Playboy and Jaguar are hoping to cash in on the cache of their history, and revamp their faded images in the modern world. Back in the 1950s and 1960s, both were the epitome of cool. Clark Gable drove a Jaguar XK120 and Steve McQueen had an XKSS, while Hugh Hefner had nude portraits of Marilyn Monroe and was at the vanguard of the sexual revolution. More recently, both brands have been accused of being stuck in the past, but both are now seeking to bounce back.
The XKR Convertible I drove here from San Francisco was one of the first acts of Jaguar’s renaissance. Styled by the genial Scot Ian Callum, it looked forwards as well as back. Originally launched in 2006, the XK has grown a few slats and spoilers over the years, but on California’s west coast, there’s no such thing as excess.
The Pebble Beach Concours d’Elegance takes place on the third Sunday of August, and crowns a long weekend of automotive nirvana. The action begins with “The Quail” on Friday. Tickets cost $450 (€356) each and are strictly limited – rumour has it that some are changing hands on Ebay for $2,000 (€1,585). The clientele are absurdly wealthy: a man from Gulfstream Jets reckons 80 per cent of people here have access to a private jet. He’s displaying Gulfsteam’s latest must-have toy for the rich and famous; it does Mach 0.90, costs $64.5 million (€51m) and is sold out until 2017.
That’s only marginally more than the cost of the McLaren X1. A friend of McLaren supremo Ron Dennis wanted a supercar “he could turn up to the opera in”. Three years later, his bespoke creation is debuting at Quail. It’s based on the MP14-12C, but boasts an all-new carbon fibre body. Even the headlights are bespoke and cost several hundred thousand euro.
At least the X1 could claim to be genuinely exclusive, unlike the six Bugatti Veyrons that have turned up. Ferrari, Pagani and Koenigsegg are also here, but the real stars are the classics. A plethora of Cobras are paying homage to the great Carroll Shelby, but my favourite car here is an original Aston Martin DB4 Zagato.
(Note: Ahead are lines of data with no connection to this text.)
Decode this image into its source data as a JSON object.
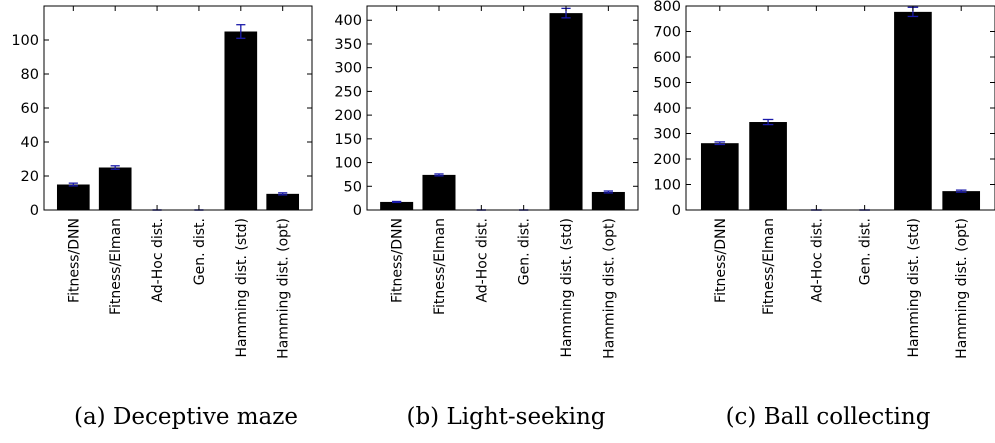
{
  "chart_data": [
    {
      "type": "bar",
      "caption": "(a) Deceptive maze",
      "categories": [
        "Fitness/DNN",
        "Fitness/Elman",
        "Ad-Hoc dist.",
        "Gen. dist.",
        "Hamming dist. (std)",
        "Hamming dist. (opt)"
      ],
      "values": [
        15,
        25,
        0,
        0,
        105,
        9.5
      ],
      "errors": [
        0.8,
        1.0,
        0,
        0,
        4,
        0.6
      ],
      "ylim": [
        0,
        120
      ],
      "yticks": [
        0,
        20,
        40,
        60,
        80,
        100
      ],
      "ytick_labels": [
        "0",
        "20",
        "40",
        "60",
        "80",
        "100"
      ]
    },
    {
      "type": "bar",
      "caption": "(b) Light-seeking",
      "categories": [
        "Fitness/DNN",
        "Fitness/Elman",
        "Ad-Hoc dist.",
        "Gen. dist.",
        "Hamming dist. (std)",
        "Hamming dist. (opt)"
      ],
      "values": [
        17,
        74,
        0,
        0,
        415,
        38
      ],
      "errors": [
        1,
        2,
        0,
        0,
        10,
        2
      ],
      "ylim": [
        0,
        430
      ],
      "yticks": [
        0,
        50,
        100,
        150,
        200,
        250,
        300,
        350,
        400
      ],
      "ytick_labels": [
        "0",
        "50",
        "100",
        "150",
        "200",
        "250",
        "300",
        "350",
        "400"
      ]
    },
    {
      "type": "bar",
      "caption": "(c) Ball collecting",
      "categories": [
        "Fitness/DNN",
        "Fitness/Elman",
        "Ad-Hoc dist.",
        "Gen. dist.",
        "Hamming dist. (std)",
        "Hamming dist. (opt)"
      ],
      "values": [
        262,
        345,
        0,
        0,
        777,
        74
      ],
      "errors": [
        5,
        10,
        0,
        0,
        18,
        4
      ],
      "ylim": [
        0,
        800
      ],
      "yticks": [
        0,
        100,
        200,
        300,
        400,
        500,
        600,
        700,
        800
      ],
      "ytick_labels": [
        "0",
        "100",
        "200",
        "300",
        "400",
        "500",
        "600",
        "700",
        "800"
      ]
    }
  ],
  "colors": {
    "bar": "#000000",
    "error": "#1a1aaa",
    "axis": "#000000"
  }
}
A day later, the XKR and I head for the Rolex Monterey Motorsports Reunion at the Laguna Seca circuit. Just driving around these parts is an adventure. After a dice with a lovely 1960s fastback Ford Mustang, I stumble across a gathering of Italian exotica that includes a pink Lamborghini Murcielago, proving that wealth does not always equal taste.